Grandfather turtle, Pappochelys
Photo credit: Rainer Schoch. Source: Smithsonian.com
These examples of what creationists tell us don't exist - transitional fossils - are getting so frequent that I'm wondering whether it's worth writing yet another blog about yet another one being found, or whether it would be simpler to just publish a weekly list of the latest.
But, having almost certainly just shed any creationists who might have had the courage to read the blog at all with that shocking title, I'll carry on, as those interested in truth might find it interesting.
This example, published in Nature yesterday, is of a 240 million year-old fossil from Germany which is probably an early stem species of the turtles. It is undoubtedly a lizard-like reptile but has some features which look a lot like early turtle features - namely the beginnings of a carapace and the supporting ribs.
There are other transitional fossils showing the evolution of turtles from lizards, such as an unmistakeably transitional 220 million year-old specimen from China which had a partial shell, and an African one showing tentative suggestions of transition, but this new one fits neatly between these two both chronologically and morphologically.
The origin and early evolution of turtles have long been major contentious issues in vertebrate zoology. This is due to conflicting character evidence from molecules and morphology and a lack of transitional fossils from the critical time interval. The ~220-million-year-old stem-turtle Odontochelys from China has a partly formed shell and many turtle-like features in its postcranial skeleton. Unlike the 214-million-year-old Proganochelys from Germany and Thailand, it retains marginal teeth and lacks a carapace. Odontochelys is separated by a large temporal gap from the ~260-million-year-old Eunotosaurus from South Africa, which has been hypothesized as the earliest stem-turtle. Here we report a new reptile, Pappochelys, that is structurally and chronologically intermediate between Eunotosaurus and Odontochelys and dates from the Middle Triassic period (~240 million years ago). The three taxa share anteroposteriorly broad trunk ribs that are T-shaped in cross-section and bear sculpturing, elongate dorsal vertebrae, and modified limb girdles. Pappochelys closely resembles Odontochelys in various features of the limb girdles.
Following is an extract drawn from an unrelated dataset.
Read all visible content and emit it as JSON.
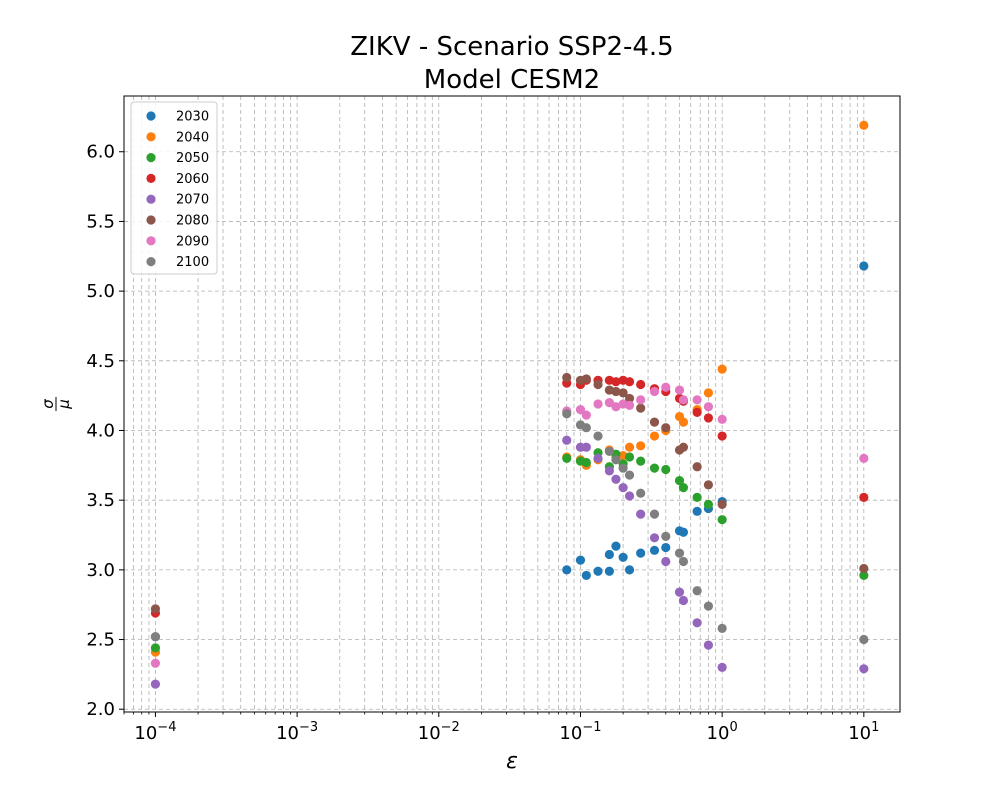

Unlike Odontochelys, it has a cuirass of robust paired gastralia in place of a plastron. Pappochelys provides new evidence that the plastron partly formed through serial fusion of gastralia. Its skull has small upper and ventrally open lower temporal fenestrae, supporting the hypothesis of diapsid affinities of turtles
Since this transition was taking place when all the main landmasses formed the single super-continent, Pangea, finding these related transition species in now widely separated places such as South Africa, China and Central Europe, is what we would expect.
It seems also that the close association between water and turtles is a long one. This fossil was found in an ancient dried up lake bed in Germany and one suggestion for why Pappochelys began to evolve thickened ribs could have been to provide ballast and so improve buoyancy in what was an aquatic or semiaquatic lizard, as well as adding to the protection the developing line of hard, shell-like scales on its underside that were to eventually form the ventral half of the carapace, were providing.
If confirmed, this finding also resolves the debate about how turtles relate to other reptiles. Are they closer to the lizards and snakes or to the dinosaurs and their modern descendants, birds? This fossil supports the former hypothesis.
So, not so much a new transitional fossil as a transition between two other transitional fossils. Those gaps so beloved of creationists just keep getting smaller and smaller as even the gaps between the former gaps are being filled.